Single-Sample and Robust Online Resource Allocation

TL;DR

This paper introduces a single-sample, robust online resource allocation algorithm that achieves near-optimal performance, is incentive-compatible, and handles data corruptions, advancing the state of the art in online decision-making.

Contribution

It presents a novel exponential pricing algorithm requiring only one sample per request, with proven robustness and incentive compatibility, addressing key open problems in online resource allocation.

Findings

Achieves a (1-ε)-approximation with a single sample per request.

Maintains performance under data corruption and value augmentation.

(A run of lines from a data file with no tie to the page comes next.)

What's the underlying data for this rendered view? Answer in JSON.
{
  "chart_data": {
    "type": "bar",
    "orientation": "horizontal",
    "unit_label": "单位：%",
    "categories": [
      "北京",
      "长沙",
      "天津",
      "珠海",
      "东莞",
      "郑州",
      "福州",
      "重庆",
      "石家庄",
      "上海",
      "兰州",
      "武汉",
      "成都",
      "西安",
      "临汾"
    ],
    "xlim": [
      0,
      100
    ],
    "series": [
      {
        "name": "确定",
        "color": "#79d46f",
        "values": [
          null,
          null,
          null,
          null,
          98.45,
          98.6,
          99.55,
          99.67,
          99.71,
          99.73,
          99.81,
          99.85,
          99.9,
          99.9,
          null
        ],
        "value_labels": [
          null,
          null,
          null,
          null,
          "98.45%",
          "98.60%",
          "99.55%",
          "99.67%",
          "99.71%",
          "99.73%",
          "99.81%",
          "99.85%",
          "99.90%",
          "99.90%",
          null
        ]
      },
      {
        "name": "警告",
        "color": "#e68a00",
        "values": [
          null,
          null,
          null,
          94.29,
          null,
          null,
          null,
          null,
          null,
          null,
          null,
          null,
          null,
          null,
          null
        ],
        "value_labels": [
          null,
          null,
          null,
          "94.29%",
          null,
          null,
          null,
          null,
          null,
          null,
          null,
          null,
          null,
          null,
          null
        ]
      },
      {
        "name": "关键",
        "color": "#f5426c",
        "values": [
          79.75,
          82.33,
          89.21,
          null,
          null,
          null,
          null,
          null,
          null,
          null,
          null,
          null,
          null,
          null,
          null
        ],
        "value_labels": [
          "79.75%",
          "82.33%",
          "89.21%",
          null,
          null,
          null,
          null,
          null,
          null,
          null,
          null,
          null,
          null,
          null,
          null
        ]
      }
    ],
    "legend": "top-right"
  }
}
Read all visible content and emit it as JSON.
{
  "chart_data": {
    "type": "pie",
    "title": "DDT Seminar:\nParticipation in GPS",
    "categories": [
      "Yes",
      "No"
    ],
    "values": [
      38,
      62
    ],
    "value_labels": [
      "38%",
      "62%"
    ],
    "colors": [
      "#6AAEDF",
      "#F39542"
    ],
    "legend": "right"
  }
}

Operates as a simple, incentive-compatible item-pricing scheme.

Abstract

Online Resource Allocation problem is a central problem in many areas of Computer Science, Operations Research, and Economics. In this problem, we sequentially receive $n$ stochastic requests for $m$ kinds of shared resources, where each request can be satisfied in multiple ways, consuming different amounts of resources and generating different values. The goal is to achieve a $(1-\epsilon)$-approximation to the hindsight optimum, where $\epsilon>0$ is a small constant, assuming each resource has a large budget. In this paper, we investigate the learnability and robustness of online resource allocation. Our primary contribution is a novel Exponential Pricing algorithm with the following properties: 1. It requires only a \emph{single sample} from each of the $n$ request distributions to achieve a $(1-\epsilon)$-approximation for online resource allocation with large budgets. Such an algorithm was previously unknown, even with access to polynomially many samples, as prior work either assumed full distributional knowledge or was limited to i.i.d.\,or random-order arrivals. 2. It is robust to corruptions in the outliers model and the value augmentation model. Specifically, it maintains its $(1 - \epsilon)$-approximation guarantee under both these robustness models, resolving the open question posed in Argue, Gupta, Molinaro, and Singla (SODA'22). 3. It operates as a simple item-pricing algorithm that ensures incentive compatibility. The intuition behind our Exponential Pricing algorithm is that the price of a resource should adjust exponentially as it is overused or underused. It differs from conventional approaches that use an online learning algorithm for item pricing. This departure guarantees that the algorithm will never run out of any resource, but loses the usual no-regret properties of online learning algorithms, necessitating a new analytical approach.